Prof. Dr. Agnes Förster, RWTH Aachen University, kritisiert ebenfalls, dass bestimmte Gruppen oder Ebenen in Planungen oft außen vor blieben. Perspektiven, wie sich Wandel vollziehe, gelte es zwingend in eine solche "Mehr-Ebenen-Planung" einzubeziehen.
Susanne Schreiber, Baubürgermeisterin der Stadt Herrenberg, schildert für ihre Kommune aktuell laufende, große Planungsprozesse. "Unser Thema ist, die guten Konzepte auch der Bürgerschaft und dem Gemeinderat nahezubringen." Diese seien keine Experten und bräuchten "handfeste Konzepte", man kommuniziere deshalb über in verdauliche Tranchen geschnittene Teile. "Aufrichtigkeit in der Kommunikation" und Umsetzbarkeit seien Schlüsselfaktoren. Schreiber unterstrich die Notwendigkeit vorausschauender Planung, die zugegebenermaßen mit regelmäßigen Wahlterminen kollidiere. Aber: "Nur der lange Blick erlaubt den gemeinnützigen, den nicht eigennützigen Blick."

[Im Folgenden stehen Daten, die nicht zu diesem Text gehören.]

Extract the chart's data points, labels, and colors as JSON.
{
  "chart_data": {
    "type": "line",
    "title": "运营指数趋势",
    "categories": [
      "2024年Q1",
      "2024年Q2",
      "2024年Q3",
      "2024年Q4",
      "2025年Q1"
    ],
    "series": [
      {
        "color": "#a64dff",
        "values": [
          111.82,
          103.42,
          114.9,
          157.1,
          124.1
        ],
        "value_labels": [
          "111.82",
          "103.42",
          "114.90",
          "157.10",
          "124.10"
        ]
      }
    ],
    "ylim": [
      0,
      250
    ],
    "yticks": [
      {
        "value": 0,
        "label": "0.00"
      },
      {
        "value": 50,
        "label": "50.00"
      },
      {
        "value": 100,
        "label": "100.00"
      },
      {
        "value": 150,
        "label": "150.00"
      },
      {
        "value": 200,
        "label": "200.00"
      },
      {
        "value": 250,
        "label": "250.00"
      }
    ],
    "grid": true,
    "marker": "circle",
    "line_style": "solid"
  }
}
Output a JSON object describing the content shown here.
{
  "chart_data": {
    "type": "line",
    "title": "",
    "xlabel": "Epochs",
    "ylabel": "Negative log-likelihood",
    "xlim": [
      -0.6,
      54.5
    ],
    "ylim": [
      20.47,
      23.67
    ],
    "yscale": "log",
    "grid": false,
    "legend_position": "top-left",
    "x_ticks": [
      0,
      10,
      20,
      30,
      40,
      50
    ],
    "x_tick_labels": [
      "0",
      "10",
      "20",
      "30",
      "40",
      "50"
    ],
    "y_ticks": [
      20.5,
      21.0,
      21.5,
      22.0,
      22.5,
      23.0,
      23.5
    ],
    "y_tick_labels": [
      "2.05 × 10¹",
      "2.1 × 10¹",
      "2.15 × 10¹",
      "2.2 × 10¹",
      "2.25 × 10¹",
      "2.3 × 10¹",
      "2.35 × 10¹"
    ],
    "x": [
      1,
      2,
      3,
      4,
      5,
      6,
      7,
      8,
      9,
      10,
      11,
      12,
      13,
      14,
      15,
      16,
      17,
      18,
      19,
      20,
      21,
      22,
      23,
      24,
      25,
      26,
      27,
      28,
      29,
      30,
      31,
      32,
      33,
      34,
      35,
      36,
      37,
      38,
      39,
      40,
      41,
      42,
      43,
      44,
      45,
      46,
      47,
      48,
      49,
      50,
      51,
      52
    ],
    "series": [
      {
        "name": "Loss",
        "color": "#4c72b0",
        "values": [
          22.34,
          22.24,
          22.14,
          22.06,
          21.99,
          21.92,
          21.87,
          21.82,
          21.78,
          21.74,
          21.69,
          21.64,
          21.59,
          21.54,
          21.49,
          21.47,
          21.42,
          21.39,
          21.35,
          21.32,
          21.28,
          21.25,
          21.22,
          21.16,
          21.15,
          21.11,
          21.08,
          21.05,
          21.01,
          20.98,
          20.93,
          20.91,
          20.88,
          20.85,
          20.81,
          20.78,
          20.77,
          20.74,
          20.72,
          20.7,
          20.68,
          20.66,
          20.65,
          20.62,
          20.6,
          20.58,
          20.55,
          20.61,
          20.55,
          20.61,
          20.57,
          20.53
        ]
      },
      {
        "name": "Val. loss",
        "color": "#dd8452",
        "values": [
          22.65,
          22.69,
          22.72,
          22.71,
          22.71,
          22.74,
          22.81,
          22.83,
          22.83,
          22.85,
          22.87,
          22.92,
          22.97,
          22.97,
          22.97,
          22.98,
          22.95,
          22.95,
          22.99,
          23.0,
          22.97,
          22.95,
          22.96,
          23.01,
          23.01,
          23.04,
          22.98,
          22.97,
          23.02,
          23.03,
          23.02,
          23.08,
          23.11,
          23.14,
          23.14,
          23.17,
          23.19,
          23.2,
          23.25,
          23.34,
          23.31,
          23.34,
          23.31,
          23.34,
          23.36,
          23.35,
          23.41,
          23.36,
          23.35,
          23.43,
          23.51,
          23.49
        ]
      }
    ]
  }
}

Prof. Mark Michaeli, TU München, sieht darin den entscheidenden Punkt: Eine Ortsentwicklung müsse sich mit der ferneren Zukunft befassen mit Perspektiven von bis zu 50 Jahren, etwa um Bodenvorratspolitik betreiben zu können. Wichtig sei, nicht mit Drohszenarien zu arbeiten, sondern das Positive dieser Gemeinschaftsanstrengung herauszustreichen.